Netherland’s outfit Defacement return with their third outing, Duality, following their linguistic tangent conventions similar to their contemporaries Morbid Angel. The dense and harrowing ride kicks off with foreboding synth climbing out of the darkness, like a patter of rain against the taped up windows of a Dutch Rave club.

“Burden” smashes down like a hammer into the ground, opening a whirling tornado releasing insipid ghouls and goblins. The room glows with translucent smoke as the beams of the cauldron cry out with shrieks shaped like jade demons. There is a melodic presence and undercurrent to this work that feels like wind blowing down the waves in a restless ocean. The denseness and weight of each chord is felt before it flees into a flurry of a swarm of crows rising above this warlock’s house. The tempos and rhythms fluctuate in and out, pushing the clouds around this enchanted domicile. While the instruments of torture here feel deceptively familiar, it is true to its namesake of both the band and album title. The mask is not what it seems, nor is the armor, nor the cerebral cortex that lays beneath the heavy helm.

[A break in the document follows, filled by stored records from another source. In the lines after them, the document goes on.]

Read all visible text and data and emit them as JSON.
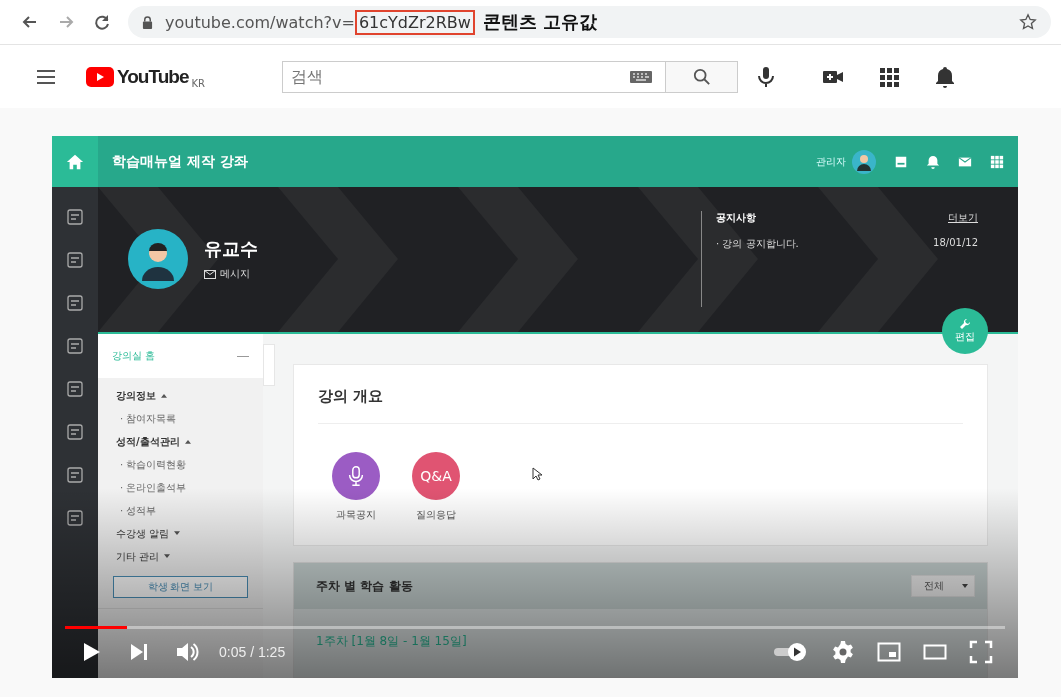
{
  "browser": {
    "url": "youtube.com/watch?v=",
    "video_id": "61cYdZr2RBw",
    "annotation": "콘텐츠 고유값"
  },
  "youtube": {
    "logo": "YouTube",
    "region": "KR",
    "search": {
      "placeholder": "검색"
    }
  },
  "lms": {
    "course_title": "학습매뉴얼 제작 강좌",
    "user_role": "관리자",
    "profile": {
      "name": "유교수",
      "message": "메시지"
    },
    "notice": {
      "title": "공지사항",
      "more": "더보기",
      "items": [
        {
          "text": "· 강의 공지합니다.",
          "date": "18/01/12"
        }
      ]
    },
    "edit_button": "편집",
    "sidebar": {
      "home": "강의실 홈",
      "sections": [
        {
          "label": "강의정보",
          "expanded": true,
          "children": [
            {
              "label": "· 참여자목록"
            }
          ]
        },
        {
          "label": "성적/출석관리",
          "expanded": true,
          "children": [
            {
              "label": "· 학습이력현황"
            },
            {
              "label": "· 온라인출석부"
            },
            {
              "label": "· 성적부"
            }
          ]
        },
        {
          "label": "수강생 알림",
          "expanded": false
        },
        {
          "label": "기타 관리",
          "expanded": false
        }
      ],
      "student_view_button": "학생 화면 보기"
    },
    "overview": {
      "title": "강의 개요",
      "shortcuts": [
        {
          "label": "과목공지",
          "kind": "mic",
          "color": "#9b5cc4"
        },
        {
          "label": "질의응답",
          "kind": "text",
          "badge": "Q&A",
          "color": "#e05472"
        }
      ]
    },
    "weekly": {
      "title": "주차 별 학습 활동",
      "filter": "전체",
      "weeks": [
        {
          "label": "1주차 [1월 8일 - 1월 15일]"
        }
      ]
    }
  },
  "player": {
    "playing": false,
    "progress": {
      "level": 0.066
    },
    "time": "0:05 / 1:25",
    "autoplay": {
      "on": true
    }
  }
}
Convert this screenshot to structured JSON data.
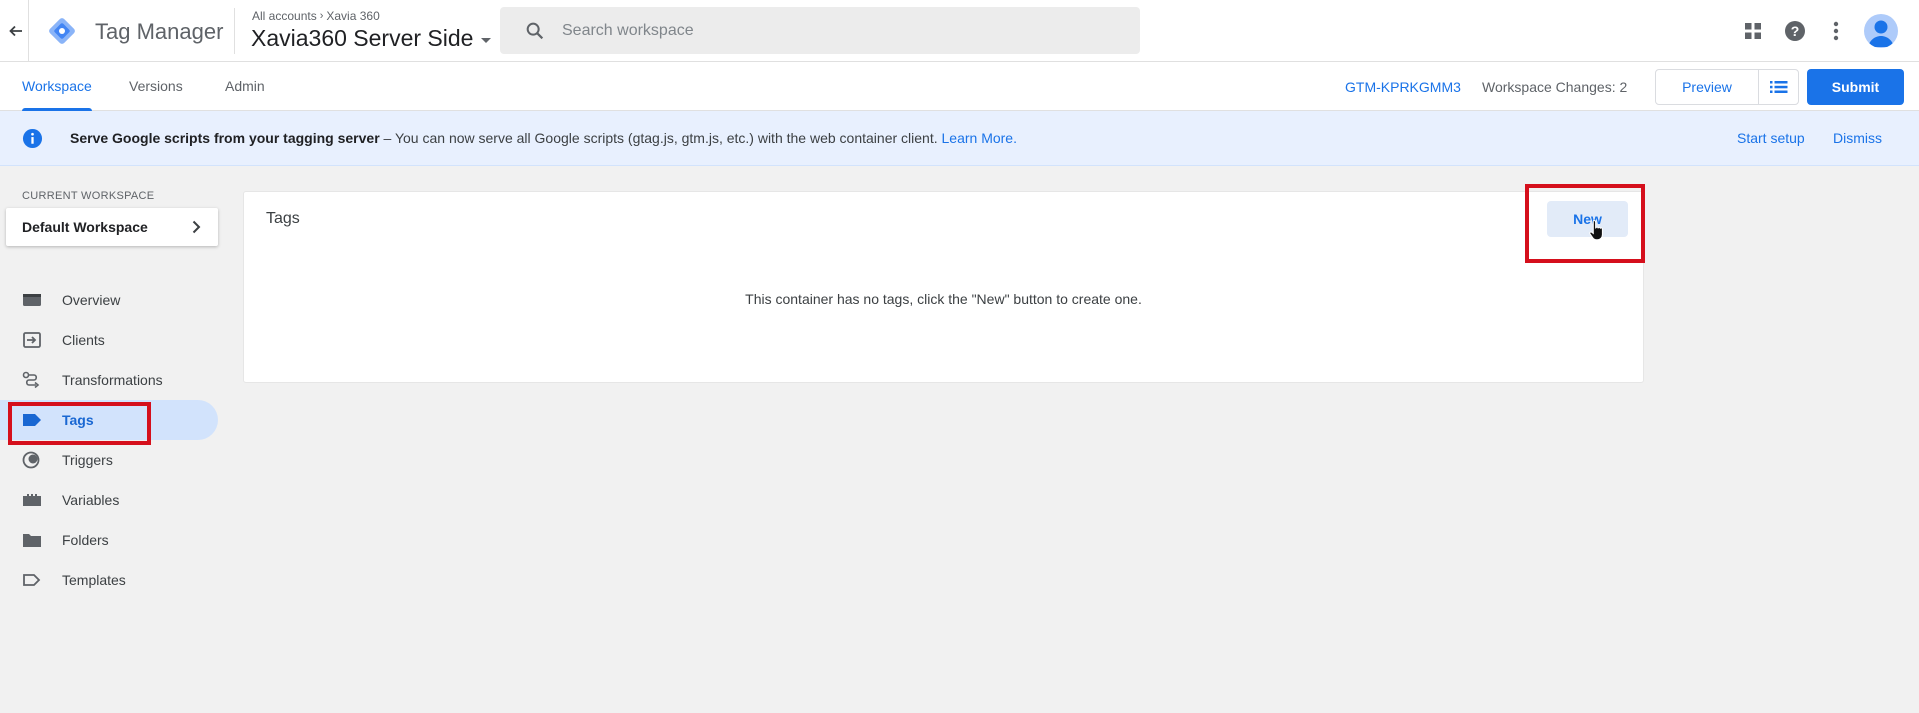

The cover art by RF Pangborn alludes to a certain undoing of the persona, the split of id and ego perhaps, or a manifestation of a mental struggle expressed physically. The music parallels this notion—the splitting between darkness and the unyielding storm, with light cutting through the tumultuous clouds as the veiled harmonies wail within. There is a chattering of noise and percussion between the longer tracks that suggest a certain cold, albeit visceral future, in the world that Defacement dwells in—yet there is groove and bounce abound. Lurking beneath the cacophony is a manifold warmth that is unlike much of the offspring of the first wave of death metal. It has its own amphibian corridors and doors; its own multifaceted, international, planetary sensibility akin only to itself. Sure, there are familial elements—the airtight rhythm section, the climbing spider web of Jazz weaves slinking around itself, while the deep howls bellow Dolan and Mullen, but through the murk a cenotaph rises with a single inscription. It has no flag. It’s a flame that burns everlasting.